Makassar Mulia
Kota Makassar Komitmen Dalam Kreatifitas

Tolak Pilkada 2022/2023, PDIP Jegal Anies Baswedan Jadi Capres Pengganti Jokowi? Penjelasan Djarot

Tolak Pilkada 2022 dan 2023, PDIP jegal Anies Baswedan jadi Capres pengganti Jokowi? Penjelasan Djarot.

Editor: Edi Sumardi
DOK KOMPAS.COM/IWAN SETYAWAN
Gubernur DKI Jakarta, Anies Baswedan. Tolak Pilkada 2022 dan 2023, PDIP jegal Anies Baswedan jadi Capres pengganti Jokowi? Penjelasan Djarot. 

TRIBUN-TIMUR.COM - Tolak Pilkada 2022 dan 2023, PDIP jegal Anies Baswedan jadi Capres pengganti Jokowi? Penjelasan Djarot.

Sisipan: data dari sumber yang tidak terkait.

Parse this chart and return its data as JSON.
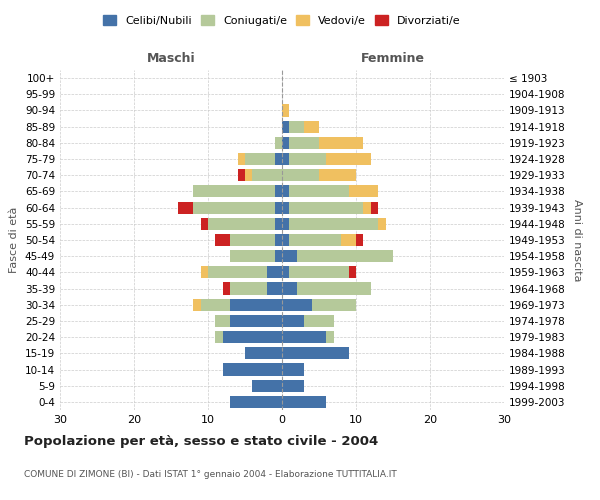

Saat ini sedang menguat wacana untuk menunda Pilkada serentak yang akan digelar pada tahun depan atau tahun selanjutnya.

Wacana ini menguat saat revisi UU Pemilu dibahas.

Salah satu daerah yang akan menggelar Pilkada pada tahun depan adalah DKI Jakarta.

Anies Baswedan masih akan bertarung sebagai gubernur di Ibu Kota.

Ketua DPP PDIP Djarot Syaiful Hidayat mengatakan, partainya menolak pelaksanaan Pilkada 2022 dan 2023 yang tercantum di dalam draf Revisi Undang-Undang Pemilihan Umum (RUU Pemilu).

Djarot menegaskan, sikap partai tersebut tidak ada kaitannya dengan upaya untuk menghambat Gubernur DKI Jakarta Anies Baswedan dan kepala daerah lainnya.

Untuk diketahui, di dalam draf RUU Pemilu dimuat ketentuan bahwa Pilkada digelar 2022 dan 2023.

Salah satu Pilkada yang akan digelar pada 2022 adalah Pilgub DKI Jakarta.

Sementara, dalam UU Nomor 10 Tahun 2016 disebutkan Pilkada serentak ditetapkan pada November 2024.

Sehingga, jabatan kepala daerah yang berakhir pada 2022 akan diisi pejabat sementara termasuk Anies Baswedan.

"Jelas tidak benar (menghambat panggung politik Anies Baswedan). Tidak terkait dengan pak Anies Baswedan juga gubernur-gubernur yang lain seperti Jabar, Jatim, Jateng dan seterusnya, UUnya juga diputuskan di tahun 2016 atau sebelum Pilgub DKI," kata Djarot saat dihubungi, Jumat (29/1/2021).

Djarot mengatakan, sebaiknya pelaksanaan Pilkada tetap dilangsungkan pada 2024 sesuai amanat UU Nomor 10 Tahun 2016.

Sebab, hal ini salah satu bentuk konsolidasi antara Pemerintah Daerah dan Pemerintah Pusat.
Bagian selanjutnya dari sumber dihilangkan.